Strasbourg : D’une bière, deux coups… Un nouveau spa à la bière ouvre bientôt ses portes au pays des cigognes

SANTÉ Baptisé Taaka Beer Spa, l’établissement devrait ouvrir ses portes dans le centre-ville d’ici mi-décembre

Luc Sorgius
Une pinte de bière (illustration).
Une pinte de bière (illustration). — Malina Petr
  • Un nouveau spa à la bière va ouvrir ses portes à la mi-décembre à Strasbourg.
  • Le concept a été importé de Prague par un couple d'Alsaciens.
  • Naomie Crawshaw et Paul Fruh ont d'ailleurs déjà récolté plus de 10.000 euros dans leur campagne de financement participatif pour lancer le projet.

La bière qui mousse, tout le monde connaît. Mais la bière qui masse ? Lors d’un voyage à Prague en 2016, alors qu’ils étaient encore étudiants, Naomie Crawshaw et Paul Fruh ont découvert ce concept dont ils n’avaient jamais entendu parler jusqu’alors : un spa à la bière. De retour de la capitale tchèque, les deux Alsaciens poursuivent leurs études à l’école de management de Strasbourg. Avec une idée : celle d’importer le concept dans leur région d’origine.

Cinq ans plus tard, leur rêve est sur le point de se réaliser. Avec un tantinet de retard. « On a subi quelques retards liés à la pénurie de bois. L’ouverture est programmée pour la mi-décembre, pendant le marché de Noël », souffle Naomie Crawshaw, cogérante de Taaka Spa Beer.

« Combiner les deux aspects de nos vies »

Avant cela, le couple a pris le temps de mûrir le projet. « J’aime bien prendre soin de moi, alors que Paul est plutôt du genre à aimer boire des verres en terrasse, raconte Naomie Crawshaw. On a voulu faire quelque chose qui combinait les deux aspects de nos vies. »

Le déclic est intervenu « lors du premier confinement », en mars 2020. Très rapidement, Paul et Naomie, alors salariés, décident d’accélérer. Ils intègrent notamment l’incubateur de l’école de management de Strasbourg, La Ruche à Projets, au mois de septembre de la même année. « Bloc par bloc, tout s’est enchaîné, mais c’est quand on a trouvé le local en mars de cette année que tout s’est mis en place », raconte Naomie.

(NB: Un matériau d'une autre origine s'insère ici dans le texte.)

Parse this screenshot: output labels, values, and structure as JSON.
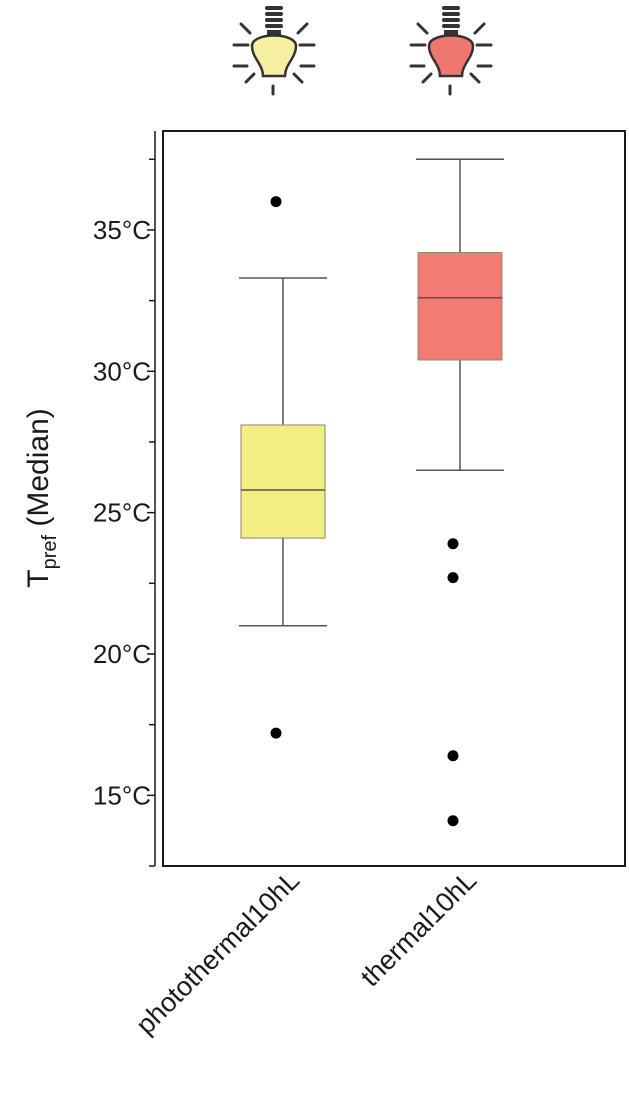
{
  "chart_data": {
    "type": "box",
    "ylabel": {
      "main": "T",
      "subscript": "pref",
      "suffix": " (Median)"
    },
    "ylim": [
      12.5,
      38.5
    ],
    "yticks": [
      {
        "value": 15,
        "label": "15°C"
      },
      {
        "value": 20,
        "label": "20°C"
      },
      {
        "value": 25,
        "label": "25°C"
      },
      {
        "value": 30,
        "label": "30°C"
      },
      {
        "value": 35,
        "label": "35°C"
      }
    ],
    "minor_ticks": [
      12.5,
      17.5,
      22.5,
      27.5,
      32.5,
      37.5
    ],
    "categories": [
      "photothermal10hL",
      "thermal10hL"
    ],
    "boxes": [
      {
        "name": "photothermal10hL",
        "color": "#f3ee84",
        "lightbulb_color": "#f7efa0",
        "whisker_low": 21.0,
        "q1": 24.1,
        "median": 25.8,
        "q3": 28.1,
        "whisker_high": 33.3,
        "outliers": [
          36.0,
          17.2
        ]
      },
      {
        "name": "thermal10hL",
        "color": "#f37b73",
        "lightbulb_color": "#f0776f",
        "whisker_low": 26.5,
        "q1": 30.4,
        "median": 32.6,
        "q3": 34.2,
        "whisker_high": 37.5,
        "outliers": [
          23.9,
          22.7,
          16.4,
          14.1
        ]
      }
    ],
    "grid": false,
    "legend": "none",
    "icons": [
      "lightbulb-icon",
      "lightbulb-icon"
    ]
  }
}
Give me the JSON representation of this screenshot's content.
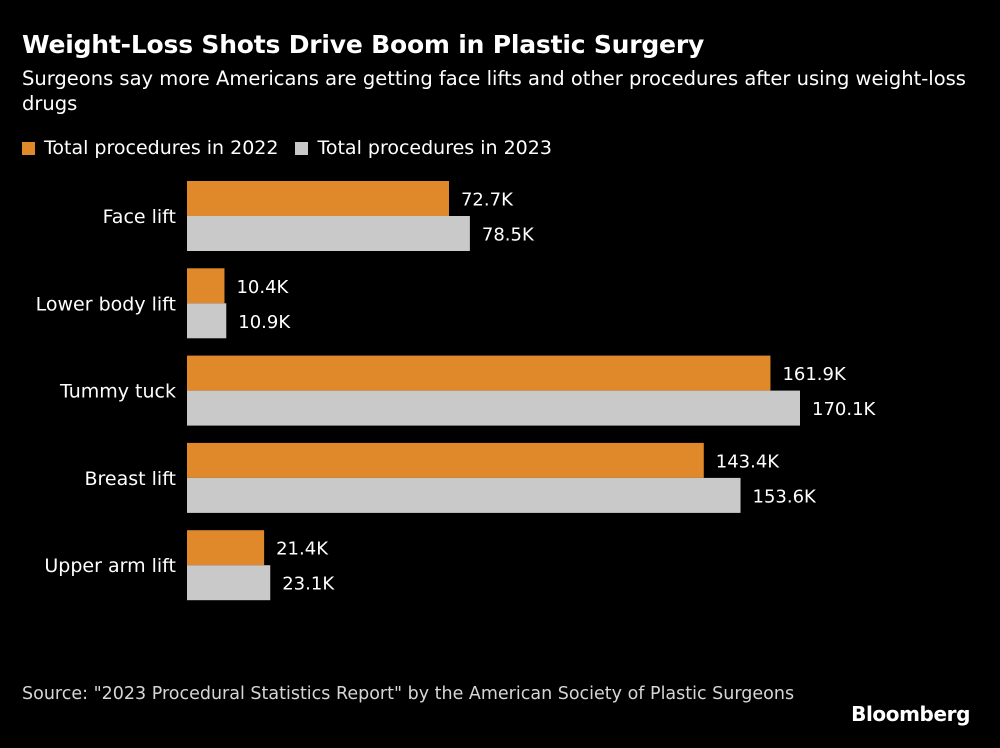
{
  "header": {
    "title": "Weight-Loss Shots Drive Boom in Plastic Surgery",
    "subtitle": "Surgeons say more Americans are getting face lifts and other procedures after using weight-loss drugs"
  },
  "legend": [
    {
      "label": "Total procedures in 2022",
      "color": "#E0892A"
    },
    {
      "label": "Total procedures in 2023",
      "color": "#C9C9C9"
    }
  ],
  "chart_data": {
    "type": "bar",
    "orientation": "horizontal",
    "categories": [
      "Face lift",
      "Lower body lift",
      "Tummy tuck",
      "Breast lift",
      "Upper arm lift"
    ],
    "series": [
      {
        "name": "Total procedures in 2022",
        "color": "#E0892A",
        "values": [
          72.7,
          10.4,
          161.9,
          143.4,
          21.4
        ],
        "labels": [
          "72.7K",
          "10.4K",
          "161.9K",
          "143.4K",
          "21.4K"
        ]
      },
      {
        "name": "Total procedures in 2023",
        "color": "#C9C9C9",
        "values": [
          78.5,
          10.9,
          170.1,
          153.6,
          23.1
        ],
        "labels": [
          "78.5K",
          "10.9K",
          "170.1K",
          "153.6K",
          "23.1K"
        ]
      }
    ],
    "xlim": [
      0,
      170.1
    ],
    "grid": false,
    "legend_position": "top-left"
  },
  "footer": {
    "source": "Source: \"2023 Procedural Statistics Report\" by the American Society of Plastic Surgeons",
    "logo": "Bloomberg"
  }
}
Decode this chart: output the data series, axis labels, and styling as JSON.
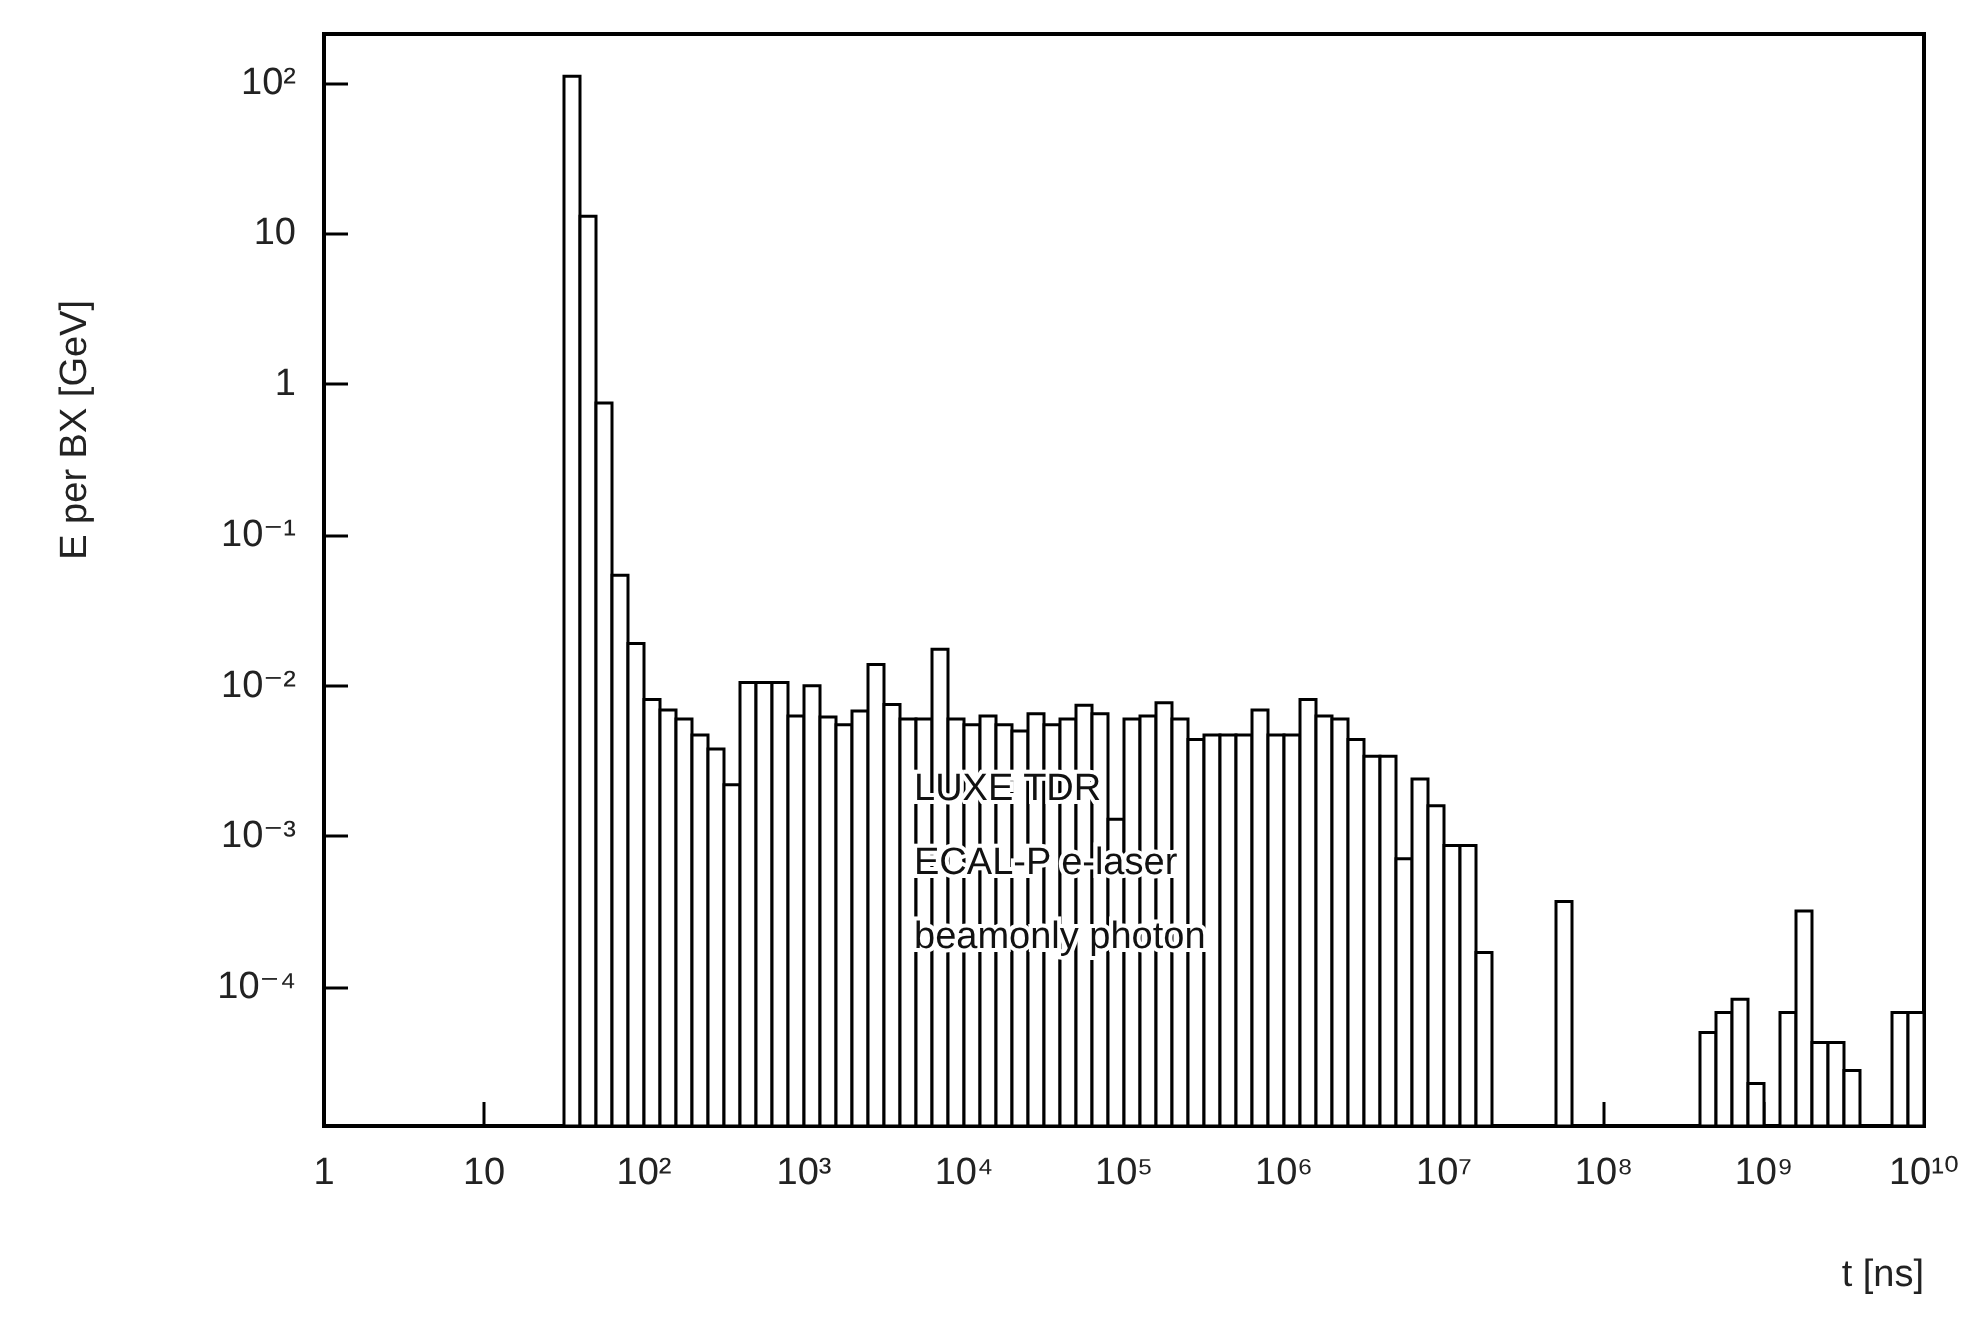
{
  "chart_data": {
    "type": "histogram",
    "xlabel": "t [ns]",
    "ylabel": "E per BX [GeV]",
    "log": "xy",
    "color": "#000000",
    "xlim": [
      1,
      10000000000
    ],
    "ylim": [
      1.2e-05,
      210
    ],
    "xticks": [
      1,
      10,
      {
        "value": 100,
        "label": "10²"
      },
      {
        "value": 1000,
        "label": "10³"
      },
      {
        "value": 10000,
        "label": "10⁴"
      },
      {
        "value": 100000,
        "label": "10⁵"
      },
      {
        "value": 1000000,
        "label": "10⁶"
      },
      {
        "value": 10000000,
        "label": "10⁷"
      },
      {
        "value": 100000000,
        "label": "10⁸"
      },
      {
        "value": 1000000000,
        "label": "10⁹"
      },
      {
        "value": 10000000000,
        "label": "10¹⁰"
      }
    ],
    "yticks": [
      {
        "value": 0.0001,
        "label": "10⁻⁴"
      },
      {
        "value": 0.001,
        "label": "10⁻³"
      },
      {
        "value": 0.01,
        "label": "10⁻²"
      },
      {
        "value": 0.1,
        "label": "10⁻¹"
      },
      1,
      10,
      {
        "value": 100,
        "label": "10²"
      }
    ],
    "grid": false,
    "annotations": [
      "LUXE TDR",
      "ECAL-P e-laser",
      "beamonly photon"
    ],
    "bins": [
      31.62,
      39.81,
      50.12,
      63.1,
      79.43,
      100,
      125.9,
      158.5,
      199.5,
      251.2,
      316.2,
      398.1,
      501.2,
      631,
      794.3,
      1000,
      1259,
      1585,
      1995,
      2512,
      3162,
      3981,
      5012,
      6310,
      7943,
      10000,
      12590,
      15850,
      19950,
      25120,
      31620,
      39810,
      50120,
      63100,
      79430,
      100000,
      125900,
      158500,
      199500,
      251200,
      316200,
      398100,
      501200,
      631000,
      794300,
      1000000,
      1259000,
      1585000,
      1995000,
      2512000,
      3162000,
      3981000,
      5012000,
      6310000,
      7943000,
      10000000,
      12590000,
      15850000,
      19950000,
      25120000,
      31620000,
      39810000,
      50120000,
      63100000,
      79430000,
      100000000,
      125900000,
      158500000,
      199500000,
      251200000,
      316200000,
      398100000,
      501200000,
      631000000,
      794300000,
      1000000000,
      1259000000,
      1585000000,
      1995000000,
      2512000000,
      3162000000,
      3981000000,
      5012000000,
      6310000000,
      7943000000,
      10000000000
    ],
    "values": [
      110,
      13,
      0.75,
      0.054,
      0.019,
      0.0081,
      0.0069,
      0.006,
      0.0047,
      0.0038,
      0.0022,
      0.0105,
      0.0105,
      0.0105,
      0.0063,
      0.01,
      0.0062,
      0.0055,
      0.0068,
      0.0138,
      0.0075,
      0.006,
      0.006,
      0.0174,
      0.006,
      0.0055,
      0.0063,
      0.0055,
      0.005,
      0.0065,
      0.0055,
      0.006,
      0.0074,
      0.0065,
      0.0013,
      0.006,
      0.0063,
      0.0077,
      0.006,
      0.0044,
      0.0047,
      0.0047,
      0.0047,
      0.0069,
      0.0047,
      0.0047,
      0.0081,
      0.0063,
      0.006,
      0.0044,
      0.0034,
      0.0034,
      0.00071,
      0.0024,
      0.0016,
      0.00087,
      0.00087,
      0.00017,
      null,
      null,
      null,
      null,
      0.00037,
      null,
      null,
      null,
      null,
      null,
      null,
      null,
      null,
      5e-05,
      6.8e-05,
      8.3e-05,
      2.3e-05,
      null,
      6.8e-05,
      0.00032,
      4.3e-05,
      4.3e-05,
      2.8e-05,
      null,
      null,
      6.8e-05,
      6.8e-05
    ]
  }
}
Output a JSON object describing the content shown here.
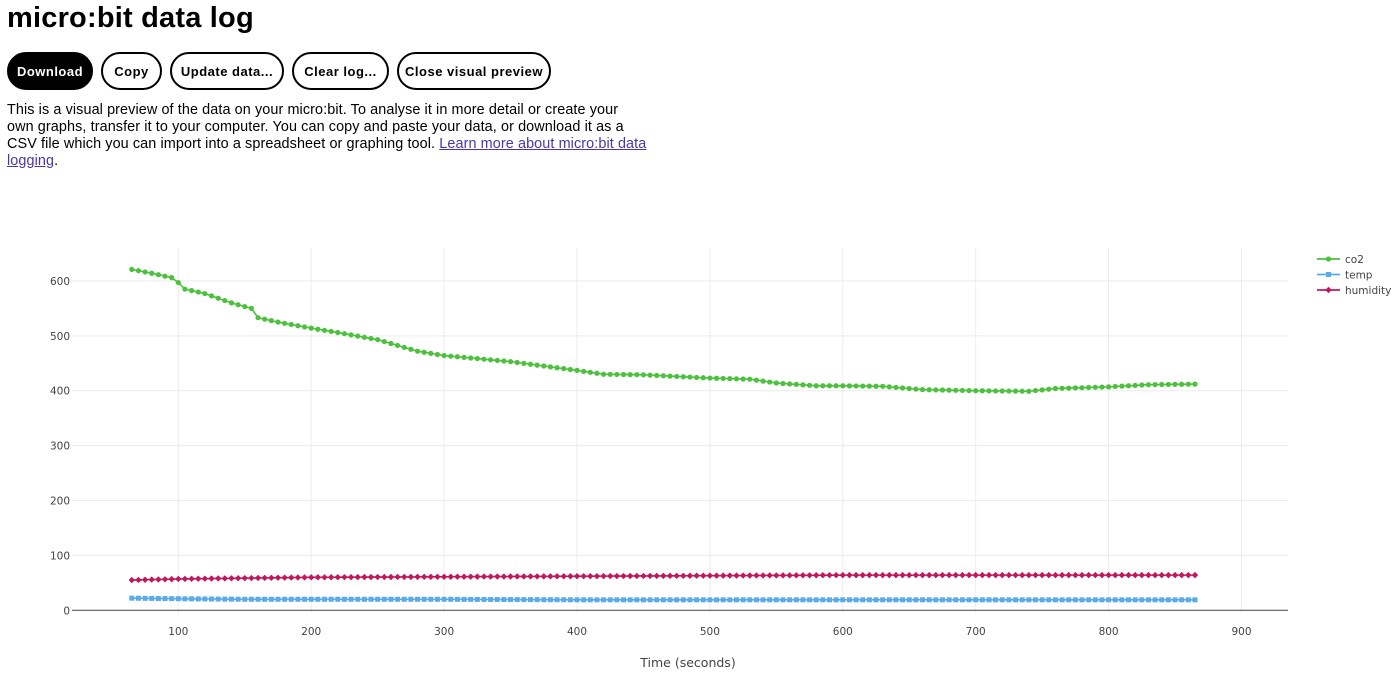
{
  "page": {
    "title": "micro:bit data log"
  },
  "toolbar": {
    "download_label": "Download",
    "copy_label": "Copy",
    "update_label": "Update data...",
    "clear_label": "Clear log...",
    "close_preview_label": "Close visual preview"
  },
  "intro": {
    "text": "This is a visual preview of the data on your micro:bit. To analyse it in more detail or create your own graphs, transfer it to your computer. You can copy and paste your data, or download it as a CSV file which you can import into a spreadsheet or graphing tool.",
    "link_text": "Learn more about micro:bit data logging",
    "suffix": "."
  },
  "chart_data": {
    "type": "line",
    "xlabel": "Time (seconds)",
    "ylabel": "",
    "xlim": [
      20,
      935
    ],
    "ylim": [
      -5,
      660
    ],
    "x_ticks": [
      100,
      200,
      300,
      400,
      500,
      600,
      700,
      800,
      900
    ],
    "y_ticks": [
      0,
      100,
      200,
      300,
      400,
      500,
      600
    ],
    "grid": true,
    "legend_position": "top-right",
    "x": {
      "start": 65,
      "step": 5,
      "count": 161
    },
    "series": [
      {
        "name": "co2",
        "color": "#4cc13d",
        "marker": "circle",
        "keypoints": [
          [
            65,
            621
          ],
          [
            80,
            614
          ],
          [
            95,
            606
          ],
          [
            100,
            597
          ],
          [
            105,
            585
          ],
          [
            120,
            577
          ],
          [
            140,
            560
          ],
          [
            155,
            550
          ],
          [
            160,
            533
          ],
          [
            175,
            525
          ],
          [
            200,
            514
          ],
          [
            220,
            506
          ],
          [
            250,
            493
          ],
          [
            280,
            472
          ],
          [
            300,
            464
          ],
          [
            350,
            453
          ],
          [
            400,
            437
          ],
          [
            420,
            430
          ],
          [
            450,
            429
          ],
          [
            500,
            423
          ],
          [
            530,
            421
          ],
          [
            550,
            414
          ],
          [
            580,
            409
          ],
          [
            600,
            409
          ],
          [
            630,
            408
          ],
          [
            660,
            402
          ],
          [
            700,
            400
          ],
          [
            740,
            399
          ],
          [
            760,
            404
          ],
          [
            800,
            407
          ],
          [
            830,
            411
          ],
          [
            865,
            412
          ]
        ]
      },
      {
        "name": "temp",
        "color": "#5aabe8",
        "marker": "square",
        "keypoints": [
          [
            65,
            22
          ],
          [
            100,
            21
          ],
          [
            150,
            20
          ],
          [
            300,
            20
          ],
          [
            400,
            19
          ],
          [
            865,
            19
          ]
        ]
      },
      {
        "name": "humidity",
        "color": "#c2185b",
        "marker": "diamond",
        "keypoints": [
          [
            65,
            55
          ],
          [
            100,
            57
          ],
          [
            200,
            60
          ],
          [
            400,
            62
          ],
          [
            600,
            64
          ],
          [
            865,
            64
          ]
        ]
      }
    ]
  }
}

Et pourquoi « Taaka » ? « Cela signifie « cigogne » en maori. Et comme la Nouvelle-Zélande est un grand pays consommateur de bières, on a fait ce clin d’œil », explique la jeune femme de 26 ans.

Un mélange de houblon, de malt et de levure de bière

Situé rue Marbach, à quelques encablures de la place Kléber en plein centre-ville, le futur spa à la bière disposera d’une superficie de 130 m² « avec quatre baignoires duo, soit de la place pour huit personnes au total », ajoute la cogérante. Les sessions, d’une durée d’une heure, se déroulent selon la trame suivante : « Quinze minutes de sauna, trente minutes dans une baignoire, puis quinze minutes dans une salle de relaxation. » Les tarifs oscillent entre 60 euros (en solo) et 100 euros (pour deux).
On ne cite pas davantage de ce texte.